Britain, a former colonial power in today’s Israel, is orchestrating a multi-country campaign to impose unprecedented sanctions on two ministers of the Jerusalem cabinet.
Prince Minister Starmer and allies, including Canada, Australia, and New Zealand, will impose travel bans and a freeze of assets against Israel’s finance minister, Betzalel Smotrich, and national security minister, Itamar Ben Gvir, the London Times reports. The two elected politicians are key members of Prime Minister Netanyahu’s coalition.
Under growing anti-Israel sentiments in Britain, Mr. Starmer recently said he had consulted with allies about punishing the Jewish state, and “what more we can do, including questions of sanctions.” Israel’s foreign minister, Gideon Sa’ar, called the move “outrageous,” and even some of Mr. Netanyahu’s top competitors condemned the move.
“I deeply disagree with Ministers Smotrich and Ben Gvir,” a leading Knesset opposition party leader, Benny Gantz, writes on X, “but the imposition of sanctions on ministers in the Israeli government by the British government is a profound moral failure and a bad message to the entire world.”
Israel, Mr. Gantz writes, is fighting a multi-front war against enemies that want it destroyed. “Pressure and sanctions should be directed at Iran, Hamas, and the Houthis,” he writes. “I call on the British government to stop this process that will fuel global terrorism.”

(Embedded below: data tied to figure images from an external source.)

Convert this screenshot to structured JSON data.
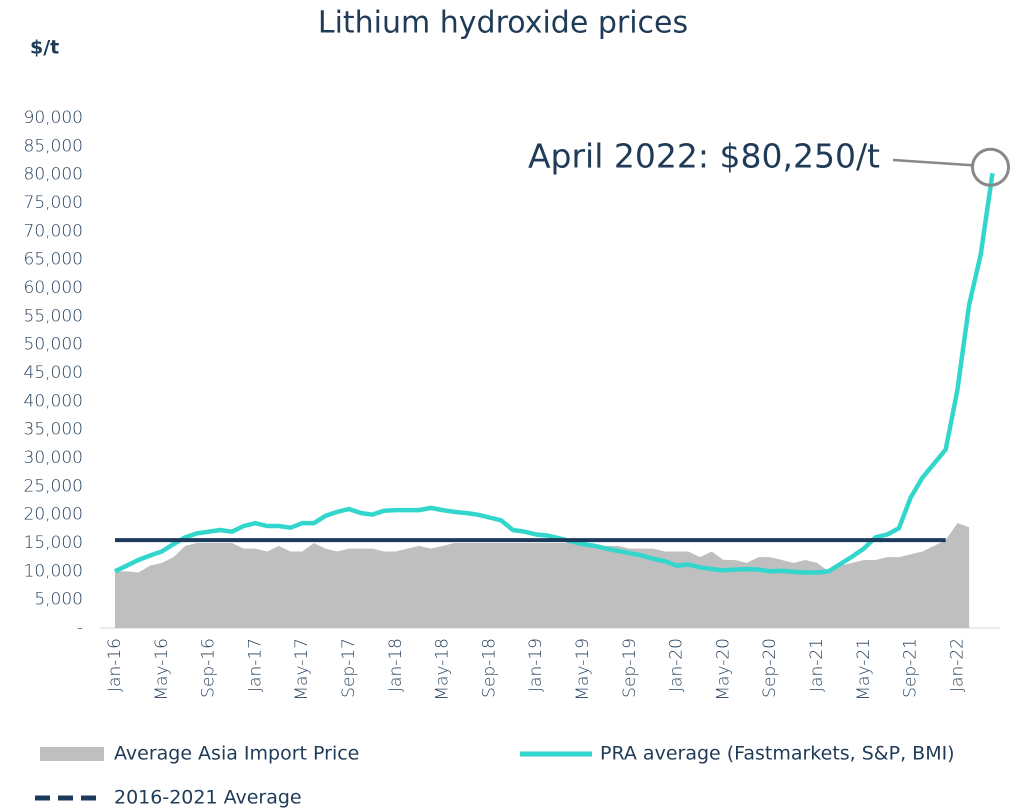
{
  "chart_data": {
    "type": "line",
    "title": "Lithium hydroxide prices",
    "y_label": "$/t",
    "annotation": "April 2022: $80,250/t",
    "categories": [
      "Jan-16",
      null,
      null,
      null,
      "May-16",
      null,
      null,
      null,
      "Sep-16",
      null,
      null,
      null,
      "Jan-17",
      null,
      null,
      null,
      "May-17",
      null,
      null,
      null,
      "Sep-17",
      null,
      null,
      null,
      "Jan-18",
      null,
      null,
      null,
      "May-18",
      null,
      null,
      null,
      "Sep-18",
      null,
      null,
      null,
      "Jan-19",
      null,
      null,
      null,
      "May-19",
      null,
      null,
      null,
      "Sep-19",
      null,
      null,
      null,
      "Jan-20",
      null,
      null,
      null,
      "May-20",
      null,
      null,
      null,
      "Sep-20",
      null,
      null,
      null,
      "Jan-21",
      null,
      null,
      null,
      "May-21",
      null,
      null,
      null,
      "Sep-21",
      null,
      null,
      null,
      "Jan-22",
      null,
      null,
      null
    ],
    "series": [
      {
        "name": "Average Asia Import Price",
        "kind": "area",
        "color": "#bfbfbf",
        "values": [
          10000,
          10000,
          9800,
          11000,
          11500,
          12500,
          14500,
          15000,
          15000,
          15000,
          15000,
          14000,
          14000,
          13500,
          14500,
          13500,
          13500,
          15000,
          14000,
          13500,
          14000,
          14000,
          14000,
          13500,
          13500,
          14000,
          14500,
          14000,
          14500,
          15000,
          15000,
          15000,
          15000,
          15000,
          15000,
          15000,
          15000,
          15000,
          15000,
          15000,
          14500,
          14500,
          14500,
          14500,
          14000,
          14000,
          14000,
          13500,
          13500,
          13500,
          12500,
          13500,
          12000,
          12000,
          11500,
          12500,
          12500,
          12000,
          11500,
          12000,
          11500,
          10000,
          11000,
          11500,
          12000,
          12000,
          12500,
          12500,
          13000,
          13500,
          14500,
          15500,
          18500,
          17800,
          null,
          null
        ]
      },
      {
        "name": "PRA average (Fastmarkets, S&P, BMI)",
        "kind": "line",
        "color": "#33d6cc",
        "values": [
          10000,
          11000,
          12000,
          12800,
          13500,
          14800,
          16000,
          16700,
          17000,
          17300,
          17000,
          18000,
          18500,
          18000,
          18000,
          17700,
          18500,
          18500,
          19800,
          20500,
          21000,
          20300,
          20000,
          20700,
          20800,
          20800,
          20800,
          21200,
          20800,
          20500,
          20300,
          20000,
          19500,
          19000,
          17300,
          17000,
          16500,
          16300,
          15800,
          15300,
          14800,
          14500,
          14000,
          13600,
          13200,
          12800,
          12200,
          11800,
          11000,
          11200,
          10700,
          10400,
          10200,
          10300,
          10400,
          10300,
          10000,
          10100,
          9900,
          9800,
          9800,
          10000,
          11300,
          12600,
          14000,
          16000,
          16500,
          17600,
          23000,
          26500,
          29000,
          31500,
          42000,
          57000,
          66000,
          80250
        ]
      },
      {
        "name": "2016-2021 Average",
        "kind": "dashed",
        "color": "#1b3a5c",
        "values": [
          15500,
          15500,
          15500,
          15500,
          15500,
          15500,
          15500,
          15500,
          15500,
          15500,
          15500,
          15500,
          15500,
          15500,
          15500,
          15500,
          15500,
          15500,
          15500,
          15500,
          15500,
          15500,
          15500,
          15500,
          15500,
          15500,
          15500,
          15500,
          15500,
          15500,
          15500,
          15500,
          15500,
          15500,
          15500,
          15500,
          15500,
          15500,
          15500,
          15500,
          15500,
          15500,
          15500,
          15500,
          15500,
          15500,
          15500,
          15500,
          15500,
          15500,
          15500,
          15500,
          15500,
          15500,
          15500,
          15500,
          15500,
          15500,
          15500,
          15500,
          15500,
          15500,
          15500,
          15500,
          15500,
          15500,
          15500,
          15500,
          15500,
          15500,
          15500,
          15500,
          null,
          null,
          null,
          null
        ]
      }
    ],
    "ylim": [
      0,
      90000
    ],
    "yticks": [
      {
        "value": 0,
        "label": "-"
      },
      {
        "value": 5000,
        "label": "5,000"
      },
      {
        "value": 10000,
        "label": "10,000"
      },
      {
        "value": 15000,
        "label": "15,000"
      },
      {
        "value": 20000,
        "label": "20,000"
      },
      {
        "value": 25000,
        "label": "25,000"
      },
      {
        "value": 30000,
        "label": "30,000"
      },
      {
        "value": 35000,
        "label": "35,000"
      },
      {
        "value": 40000,
        "label": "40,000"
      },
      {
        "value": 45000,
        "label": "45,000"
      },
      {
        "value": 50000,
        "label": "50,000"
      },
      {
        "value": 55000,
        "label": "55,000"
      },
      {
        "value": 60000,
        "label": "60,000"
      },
      {
        "value": 65000,
        "label": "65,000"
      },
      {
        "value": 70000,
        "label": "70,000"
      },
      {
        "value": 75000,
        "label": "75,000"
      },
      {
        "value": 80000,
        "label": "80,000"
      },
      {
        "value": 85000,
        "label": "85,000"
      },
      {
        "value": 90000,
        "label": "90,000"
      }
    ],
    "grid": false
  }
}
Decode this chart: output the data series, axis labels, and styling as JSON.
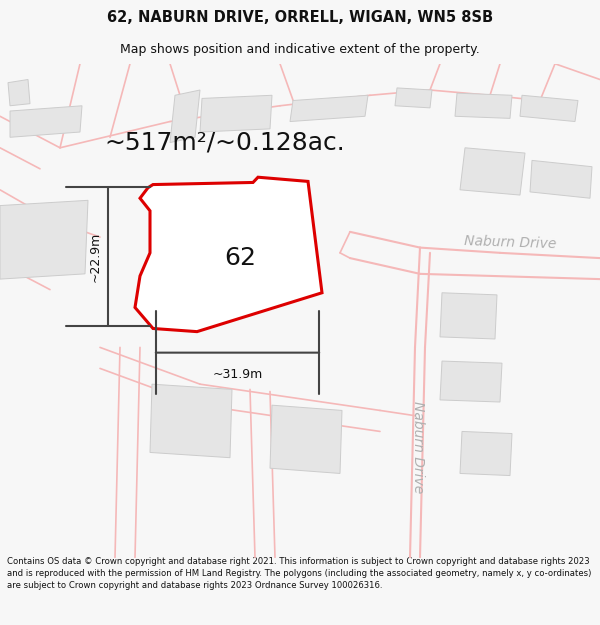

The move could become a “snow avalanche,” a top diplomatic commentator on Kann News, Soleiman Maswadeh, said. Following Britain, top European countries, including France and Germany, could also impose sanctions.
Messrs. Smotrich and Ben Gvir are uncomfortable allies who compete over a slice of Israeli constituency that includes settlers in Judea and Samaria, where there are often clashes with Arabs. They also advocate for more aggressive measures in Gaza than the rest of Mr. Netanayhu’s cabinet and top military officials are ready to employ. Both have said they favored renewed Jewish settlement in Gaza after Israel dismantled the effort in 2005.
“We survived Pharoah, we’ll survive Keir Starmer,” Mr. Ben Gvir wrote on his X account after the news broke Tuesday. “Boo to the White Paper,” he added — a reference to a 1939 British government policy document that reacted to anti-Jewish riots by Arabs in what was then British-mandated Palestine. The document shifted London’s policy by imposing limits on Jewish immigration from Europe on the eve of the Holocaust.
Mr. Smotrich was at Mitzpe Ziv, a Jewish settlement near Hebron, when he heard the news of the pending sanctions against him. “While I am here, I heard that Britain has decided to impose sanctions on me due to the fact that I am thwarting the establishment of the Palestinian state,” he said. “There could be no better timing. Britain has already tried once to prevent us from settling the cradle of our homeland and we will not allow it again. We are determined to continue building.”